Monday, October 6, 2008

What Does A Colorado Drivers License Look Like

path taken pride


"love God above all things ..."

I was always taught that God was part of all things that exist. Which we are involved, or what is, we are part of his work while his very being. However, we are as free as free will is a tiny little fish in a glass aquarium, you can go where he pleases, but not much beyond the glass barrier, for clear barrier, and because undoubtedly die in the attempt. Ironies of life that his imprisonment is itself what keeps him alive.

We are surrounded, cornered, confined to a universe we can not escape because everything we see, we feel, we hear, we wish or dream is his bill (of God). Around us, even in the seemingly empty space between the toes or feet or eyes or any other occurrence. If everything I see, feel or hear is a creature of God, if God is in every air particle I breath, every atom of my being, in each microscopic mesentery as existed, exists or will exist, If this is so: How I can love God above all Him?, How I can love and despise at the same time? ... "I can perhaps turn away from God to come to Him? ... No, I can not, I can not love God above all things because I have love from all things, here's the question, my question ... An injunction human, not divine ... it separates, divides, which silences, which subjugates ... and perhaps most importantly, contradicting himself in an endless loop.

"... and your neighbor as yourself."

If followed to the letter these words many times not love or my shadow. Is the advantage that gives a command that fluctuates with your mood, come on, I have no excuse whatsoever for disobeying. You hate, because hate your neighbor. You feel at ease with yourself, then love your neighbor. Now I understand why the chaos in which we live, why so many wars, many deaths, so much hunger, so much inequality, hypocrisy ... I have a right to hate me, that I know for sure but: Should I be me the scale with which to measure my attitude toward our neighbor?, "must be the result of my personal self indicator of how I should act with others? ... No, I love my neighbor as I love me but as much as what it means to be part of a whole, the point is, my question ... A warrant individualized human feeling is not individual but universal.
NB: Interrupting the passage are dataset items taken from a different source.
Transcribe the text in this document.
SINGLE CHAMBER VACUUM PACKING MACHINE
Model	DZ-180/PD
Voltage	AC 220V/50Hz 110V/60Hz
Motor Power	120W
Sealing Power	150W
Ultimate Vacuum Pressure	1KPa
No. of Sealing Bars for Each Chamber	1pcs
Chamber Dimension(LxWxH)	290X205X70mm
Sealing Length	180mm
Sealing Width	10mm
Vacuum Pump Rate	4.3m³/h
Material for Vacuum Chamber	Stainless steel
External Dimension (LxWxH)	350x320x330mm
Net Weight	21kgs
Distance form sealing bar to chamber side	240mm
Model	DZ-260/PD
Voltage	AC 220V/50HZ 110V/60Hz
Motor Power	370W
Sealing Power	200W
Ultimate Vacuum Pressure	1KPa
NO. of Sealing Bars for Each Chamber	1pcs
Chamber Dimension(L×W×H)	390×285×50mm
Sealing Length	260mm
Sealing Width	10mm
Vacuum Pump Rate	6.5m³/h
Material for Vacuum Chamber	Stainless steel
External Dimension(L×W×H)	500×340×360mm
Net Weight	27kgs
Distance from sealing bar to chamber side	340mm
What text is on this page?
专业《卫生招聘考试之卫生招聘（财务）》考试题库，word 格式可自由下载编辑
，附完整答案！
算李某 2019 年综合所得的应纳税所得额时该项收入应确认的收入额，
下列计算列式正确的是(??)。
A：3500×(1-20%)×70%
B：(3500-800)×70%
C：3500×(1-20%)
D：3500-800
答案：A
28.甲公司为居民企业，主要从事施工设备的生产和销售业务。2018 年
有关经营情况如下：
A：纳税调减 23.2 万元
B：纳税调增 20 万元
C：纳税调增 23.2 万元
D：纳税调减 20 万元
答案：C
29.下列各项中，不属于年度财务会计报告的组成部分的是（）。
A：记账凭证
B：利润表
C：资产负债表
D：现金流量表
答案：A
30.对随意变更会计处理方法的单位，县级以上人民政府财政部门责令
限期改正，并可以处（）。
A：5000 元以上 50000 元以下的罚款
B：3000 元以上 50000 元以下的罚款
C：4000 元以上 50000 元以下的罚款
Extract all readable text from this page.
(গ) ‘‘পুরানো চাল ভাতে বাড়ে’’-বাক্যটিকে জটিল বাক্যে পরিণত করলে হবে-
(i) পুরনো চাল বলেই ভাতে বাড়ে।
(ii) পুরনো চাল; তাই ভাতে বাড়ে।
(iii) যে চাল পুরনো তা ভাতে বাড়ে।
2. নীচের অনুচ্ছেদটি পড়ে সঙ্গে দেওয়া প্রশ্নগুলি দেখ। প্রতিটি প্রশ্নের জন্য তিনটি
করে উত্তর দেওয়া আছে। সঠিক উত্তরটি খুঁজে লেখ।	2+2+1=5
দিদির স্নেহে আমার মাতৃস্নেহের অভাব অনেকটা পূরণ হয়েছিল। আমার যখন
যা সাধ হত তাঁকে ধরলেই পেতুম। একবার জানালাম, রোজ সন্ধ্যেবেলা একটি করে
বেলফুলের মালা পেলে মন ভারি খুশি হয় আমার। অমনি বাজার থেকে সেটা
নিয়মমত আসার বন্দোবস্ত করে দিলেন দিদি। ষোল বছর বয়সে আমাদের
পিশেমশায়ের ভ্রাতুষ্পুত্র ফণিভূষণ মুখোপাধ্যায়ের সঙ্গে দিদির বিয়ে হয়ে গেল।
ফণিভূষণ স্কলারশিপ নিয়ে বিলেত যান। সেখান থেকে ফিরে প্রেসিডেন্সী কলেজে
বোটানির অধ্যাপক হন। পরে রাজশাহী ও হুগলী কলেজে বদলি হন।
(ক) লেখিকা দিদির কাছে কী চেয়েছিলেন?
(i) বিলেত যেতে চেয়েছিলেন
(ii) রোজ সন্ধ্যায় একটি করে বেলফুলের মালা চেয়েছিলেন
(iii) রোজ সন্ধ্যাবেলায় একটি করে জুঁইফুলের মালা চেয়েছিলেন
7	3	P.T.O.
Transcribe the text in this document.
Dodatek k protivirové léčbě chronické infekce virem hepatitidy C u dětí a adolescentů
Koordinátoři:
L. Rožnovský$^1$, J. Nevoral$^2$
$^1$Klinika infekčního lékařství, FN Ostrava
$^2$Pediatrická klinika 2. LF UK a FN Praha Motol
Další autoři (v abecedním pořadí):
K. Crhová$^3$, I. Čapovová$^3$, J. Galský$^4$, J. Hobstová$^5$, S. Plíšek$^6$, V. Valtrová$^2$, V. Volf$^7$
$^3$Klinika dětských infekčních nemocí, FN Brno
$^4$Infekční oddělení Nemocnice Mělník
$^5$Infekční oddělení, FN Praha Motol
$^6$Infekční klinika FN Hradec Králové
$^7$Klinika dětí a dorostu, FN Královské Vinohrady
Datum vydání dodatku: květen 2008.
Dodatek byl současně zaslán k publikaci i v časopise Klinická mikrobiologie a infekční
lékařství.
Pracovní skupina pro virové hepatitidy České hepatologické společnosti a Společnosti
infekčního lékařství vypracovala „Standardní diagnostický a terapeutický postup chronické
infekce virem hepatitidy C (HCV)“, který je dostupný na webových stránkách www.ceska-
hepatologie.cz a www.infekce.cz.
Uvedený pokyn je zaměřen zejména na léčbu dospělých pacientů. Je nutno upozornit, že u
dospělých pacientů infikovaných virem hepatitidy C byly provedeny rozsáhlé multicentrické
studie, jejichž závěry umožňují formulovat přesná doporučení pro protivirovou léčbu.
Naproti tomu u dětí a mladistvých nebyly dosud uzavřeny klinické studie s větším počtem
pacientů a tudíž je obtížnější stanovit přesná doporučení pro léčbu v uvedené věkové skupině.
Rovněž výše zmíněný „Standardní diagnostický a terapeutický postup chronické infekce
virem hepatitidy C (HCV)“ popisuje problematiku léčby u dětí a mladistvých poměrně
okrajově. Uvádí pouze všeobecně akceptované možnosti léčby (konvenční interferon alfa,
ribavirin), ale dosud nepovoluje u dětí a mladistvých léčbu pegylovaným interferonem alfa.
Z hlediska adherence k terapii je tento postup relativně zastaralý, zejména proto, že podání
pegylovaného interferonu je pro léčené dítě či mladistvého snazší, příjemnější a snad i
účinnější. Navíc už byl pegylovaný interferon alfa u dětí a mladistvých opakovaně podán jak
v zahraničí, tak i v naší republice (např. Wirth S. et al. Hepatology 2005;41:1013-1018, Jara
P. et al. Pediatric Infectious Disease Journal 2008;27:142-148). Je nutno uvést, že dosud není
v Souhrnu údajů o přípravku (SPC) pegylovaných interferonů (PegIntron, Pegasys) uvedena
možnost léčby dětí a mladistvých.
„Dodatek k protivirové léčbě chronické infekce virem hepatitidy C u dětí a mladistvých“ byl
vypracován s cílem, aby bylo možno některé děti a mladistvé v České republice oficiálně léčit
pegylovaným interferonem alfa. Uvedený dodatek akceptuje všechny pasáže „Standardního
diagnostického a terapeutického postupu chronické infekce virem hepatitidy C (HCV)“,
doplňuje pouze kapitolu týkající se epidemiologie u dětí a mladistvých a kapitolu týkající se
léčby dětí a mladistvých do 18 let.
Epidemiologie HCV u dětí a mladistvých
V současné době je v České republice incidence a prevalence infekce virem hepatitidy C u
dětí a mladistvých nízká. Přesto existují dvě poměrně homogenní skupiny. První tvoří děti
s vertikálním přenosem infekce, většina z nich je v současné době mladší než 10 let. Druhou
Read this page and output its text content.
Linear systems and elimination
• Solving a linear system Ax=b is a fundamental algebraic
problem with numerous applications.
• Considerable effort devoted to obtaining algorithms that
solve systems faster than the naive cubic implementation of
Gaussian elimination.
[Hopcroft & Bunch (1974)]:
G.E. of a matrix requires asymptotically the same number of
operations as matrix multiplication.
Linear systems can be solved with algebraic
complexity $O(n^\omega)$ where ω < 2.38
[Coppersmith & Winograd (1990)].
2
Love is the only instrument that unites us because without him we would not exist. One being can not love yourself then that's just an illusion, you need someone to love and that love will inevitably join your loved one. Then the time will be determined by how sincere and authentic it was but we still remain one last excuse: we are human and therefore imperfect.

Wednesday, May 28, 2008

Television Prices And Super Bowl

The lamp


"there will be day you do not mind dying. That day you will understand that you are alive, that is when we really start to live. "

The cold dark night a giant slab weighed. In the distance could only distinguish light from an old lamp that illuminated what looked like an isolated universe, a piece of cheese in a sea of \u200b\u200btar, an unexpected hole on the pristine face of a black cardboard.

While I was wandering lost in the shadows hundreds of fluttering creatures mesmerized by the glitter, that lonely glow that seemed to protect them, keep them together, perhaps trapped. Again and again and again their little bodies bouncing against an insurmountable franking, impossible for such petty creatures. I did not understand this desire to try to go through the glass separating them from hell and that tiny head that prevented them from certain death and did not understand my obsession keep lurking in the dark, protected perhaps hidden ... if hidden ... But from whom?, what ...? Sometimes I would like to stop asking questions, to question, to doubt, just look, just feel, breathe, like a tree ... like a rock battered by the sea, without options, condemned to exist ...

One by one they fell, exhausted , dying ... yeah, dying but unmatured, in the end had achieved its purpose, the price was definitely the least important thing was the ultimate goal and that goal was not the ultimate end was the road. The important thing was not that flash of light, incredibly attractive, impossible to resist, haunting ... the important thing was the purpose, not the end ... did not understand why or how, perhaps they did not have very clear when, but what if it seemed wanted to know was where to go, he wanted to go, crossing the threshold, although it is for their lives.

And life was to them, although I'm not entirely sure ...

I'm still here, in the dark, hidden, for no apparent reason, under the weight of a night that keeps me moving ... hoping to find my own streetlight.

Wednesday, May 21, 2008

Headaches And Eye Balls Hurting

Some Feet Under


morning was cool and quiet. The mournful mist was slowly giving up its land and instead the sun beating fast, began to warm every corner of the garden space that vigorously regaining lost.
Dew during the dark night seized all animate or inanimate surface, like a wet blanket, brief shining now announcing its rapid retreat to a dark corner waiting for better times ...
A soft breeze stirred by the light fingered shamelessly cedars, myrtles, pines, oaks and even the occasional lazy and bitter walnut crackled protesting that insolent interference. Between the thick branches, hundreds of birds flapped their wings and sang their songs to greet the dawn, Who else?, I thought, "Who else could have been chosen among all creatures to such a noble and fair job? ...

sighed for a few seconds and I felt that everything that permeated my lungs, I closed my eyes and dreamed of being part of that fun, being part of all in all, each myrtle, every cedar, each singing, all the wind ... I dreamed that dream a dream that died ... I opened my eyes and dreamed of living.